2WD vs 4WD
Are you ready to start designing your custom van, but don’t have a chassis yet? One of the biggest questions you may have is whether a 2-wheel drive vs a 4-wheel drive vehicle is the right choice. The truth is, it all depends on how you ultimately plan to use it. Check out the information below to see the pros and cons of choosing a 2-wheel drive chassis.
“THERE HASN’T BEEN A DAY WHEN I’VE TURNED AROUND WHEN DRIVING TO A SKI RESORT.”
— DANNY E, 2WD van owner
2-WHEEL DRIVE PROS:
With less weight in the front (about 270lb less compared to a 4WD), the 2WD chassis gets better fuel economy than 4WD. On long haul trips, this savings really adds up, especially if you’re using your van as a daily driver.
2WD vans typically cost around $10k less than a 4WD.
2WD Mercedes-Benz Sprinter chassis are much easier to source than 4WD. This is due to the low amount of 4WD chassis Mercedes-Benz imports each year. Wait lists for 4WD chassis can be extremely long, some lasting up to 6 months. 2WD vans are much more readily available — we even have three 2WD vans available at our shop.
Winter: With the right tires (such as studded or non-studded winter tires), a good amount of weight over the rear axle, and some winter driving smarts behind the wheel, 2WD vans are able to handle snowy and icy conditions. For extreme snow conditions on challenging roads, we recommend carrying a set of chains as back-up.
Dirt Roads: With the right tires (like all-terrain), 2WD vans can handle gravel roads and slightly rutted dirt roads, as long as they’re not extremely muddy.
Though the 4WD chassis may look like it has more ground clearance than a 2WD because the body height is lifted about 3-4” higher, the actual driveline is the same, so the ground clearance is equal.
“With the right tires, I’ve found that I’ve rarely needed to chain up in the winter months while enjoying better gas mileage on dry roads and highways when I’ve needed to cover some ground.”
— Chi M, 2WD van owner
2-WHEEL DRIVE CONS:
Winter: If the conditions are extreme or the pitch of the roadway is challenging, gaining momentum in a 2WD may prove difficult as compared to a 4WD. This is why we recommend carrying a set of chains as back-up for these situations.
Dirt Roads: If the road is extremely muddy, rutted, or rocky it is not recommended to take a 2WD van on it. The risk of getting stuck is very high. Due to the van’s large size, it’s difficult to go true rock-crawling in a van, anyway.

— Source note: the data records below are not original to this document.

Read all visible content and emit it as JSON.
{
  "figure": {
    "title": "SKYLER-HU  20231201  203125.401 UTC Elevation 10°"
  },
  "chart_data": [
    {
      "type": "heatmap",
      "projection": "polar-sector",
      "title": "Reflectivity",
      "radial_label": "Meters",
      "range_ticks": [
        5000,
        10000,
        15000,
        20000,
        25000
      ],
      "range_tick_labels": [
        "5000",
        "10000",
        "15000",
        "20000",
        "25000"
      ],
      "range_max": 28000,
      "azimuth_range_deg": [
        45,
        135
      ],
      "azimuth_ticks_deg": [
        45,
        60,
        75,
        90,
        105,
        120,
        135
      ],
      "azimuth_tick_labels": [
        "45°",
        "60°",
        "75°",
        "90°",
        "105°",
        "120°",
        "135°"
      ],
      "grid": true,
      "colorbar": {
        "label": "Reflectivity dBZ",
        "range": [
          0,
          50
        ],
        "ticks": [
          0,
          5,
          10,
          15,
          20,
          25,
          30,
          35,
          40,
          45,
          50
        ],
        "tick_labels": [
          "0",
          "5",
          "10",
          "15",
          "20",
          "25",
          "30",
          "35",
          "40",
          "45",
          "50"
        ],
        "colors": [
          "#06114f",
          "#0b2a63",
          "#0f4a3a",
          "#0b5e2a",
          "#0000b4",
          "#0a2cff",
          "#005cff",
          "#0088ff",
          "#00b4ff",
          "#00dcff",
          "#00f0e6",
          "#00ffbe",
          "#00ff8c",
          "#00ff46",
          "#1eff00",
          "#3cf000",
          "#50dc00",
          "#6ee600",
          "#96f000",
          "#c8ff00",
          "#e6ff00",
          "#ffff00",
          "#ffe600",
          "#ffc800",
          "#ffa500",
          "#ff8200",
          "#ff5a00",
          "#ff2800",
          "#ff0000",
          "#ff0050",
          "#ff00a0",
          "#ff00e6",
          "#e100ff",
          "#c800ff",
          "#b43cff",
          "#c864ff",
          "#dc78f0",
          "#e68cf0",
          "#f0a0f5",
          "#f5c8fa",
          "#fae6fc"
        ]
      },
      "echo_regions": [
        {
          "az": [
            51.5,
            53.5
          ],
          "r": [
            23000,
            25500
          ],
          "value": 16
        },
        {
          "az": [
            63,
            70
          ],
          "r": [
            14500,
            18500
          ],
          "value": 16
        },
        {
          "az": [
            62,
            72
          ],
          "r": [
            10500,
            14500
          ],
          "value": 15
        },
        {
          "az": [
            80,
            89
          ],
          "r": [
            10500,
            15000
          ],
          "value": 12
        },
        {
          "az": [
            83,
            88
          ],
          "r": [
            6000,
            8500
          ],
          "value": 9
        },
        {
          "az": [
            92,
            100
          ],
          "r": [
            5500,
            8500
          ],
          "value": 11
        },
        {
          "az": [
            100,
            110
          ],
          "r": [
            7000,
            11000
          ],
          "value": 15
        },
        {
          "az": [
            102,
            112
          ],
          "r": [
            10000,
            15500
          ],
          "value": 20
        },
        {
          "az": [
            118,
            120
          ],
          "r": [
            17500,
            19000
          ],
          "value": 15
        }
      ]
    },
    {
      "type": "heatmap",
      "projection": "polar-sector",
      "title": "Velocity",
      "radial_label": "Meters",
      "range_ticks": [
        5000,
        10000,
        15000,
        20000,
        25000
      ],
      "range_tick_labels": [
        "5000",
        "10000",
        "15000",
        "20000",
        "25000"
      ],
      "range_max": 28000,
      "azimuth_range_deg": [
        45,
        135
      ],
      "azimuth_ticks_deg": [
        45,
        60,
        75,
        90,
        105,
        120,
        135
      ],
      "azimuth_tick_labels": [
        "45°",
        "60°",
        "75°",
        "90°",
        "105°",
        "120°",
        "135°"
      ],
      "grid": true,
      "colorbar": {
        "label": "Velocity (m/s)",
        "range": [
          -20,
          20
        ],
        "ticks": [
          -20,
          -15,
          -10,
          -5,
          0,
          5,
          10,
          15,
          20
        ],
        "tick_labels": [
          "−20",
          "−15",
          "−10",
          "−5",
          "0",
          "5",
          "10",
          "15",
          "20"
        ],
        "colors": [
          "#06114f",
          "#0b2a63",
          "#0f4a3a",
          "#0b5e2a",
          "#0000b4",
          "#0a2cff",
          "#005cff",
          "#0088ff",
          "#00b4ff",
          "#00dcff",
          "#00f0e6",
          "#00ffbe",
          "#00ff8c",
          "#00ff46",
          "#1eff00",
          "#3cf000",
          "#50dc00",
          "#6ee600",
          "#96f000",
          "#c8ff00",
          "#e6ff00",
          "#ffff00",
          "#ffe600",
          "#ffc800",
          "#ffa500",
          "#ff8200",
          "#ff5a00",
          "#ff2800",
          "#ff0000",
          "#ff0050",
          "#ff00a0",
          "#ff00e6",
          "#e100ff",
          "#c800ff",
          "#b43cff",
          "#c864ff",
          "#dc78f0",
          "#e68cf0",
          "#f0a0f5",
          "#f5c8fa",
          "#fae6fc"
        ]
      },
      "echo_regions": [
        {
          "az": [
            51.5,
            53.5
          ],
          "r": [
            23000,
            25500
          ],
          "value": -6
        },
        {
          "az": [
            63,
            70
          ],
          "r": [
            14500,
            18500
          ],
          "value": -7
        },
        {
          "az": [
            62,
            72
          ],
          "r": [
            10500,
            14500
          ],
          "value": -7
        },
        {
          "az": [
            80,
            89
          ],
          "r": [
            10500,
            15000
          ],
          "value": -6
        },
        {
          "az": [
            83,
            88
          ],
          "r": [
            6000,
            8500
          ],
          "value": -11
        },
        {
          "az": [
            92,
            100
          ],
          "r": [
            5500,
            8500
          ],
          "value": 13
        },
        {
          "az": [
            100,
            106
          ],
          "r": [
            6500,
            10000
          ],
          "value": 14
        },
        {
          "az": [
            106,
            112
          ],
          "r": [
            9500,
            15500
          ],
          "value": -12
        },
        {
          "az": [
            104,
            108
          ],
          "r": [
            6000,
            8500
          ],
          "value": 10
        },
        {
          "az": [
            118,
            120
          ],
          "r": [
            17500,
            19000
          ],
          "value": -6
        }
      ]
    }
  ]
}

Because of a 2WD van’s difficulty handling the conditions listed above, it’s imperative that you plan for where you’re going before you go. Knowing what’s down that dirt road or what winter weather may be incoming is very important when planning a trip in a 2WD van. If you’re planning driving your 2WD van on remote, potentially rugged BLM or Forest Service roads that you’re unfamiliar with, always use your best judgement and carry essential off-road recovery gear. We recommend carrying a shovel, traction boards, tow straps and shackles.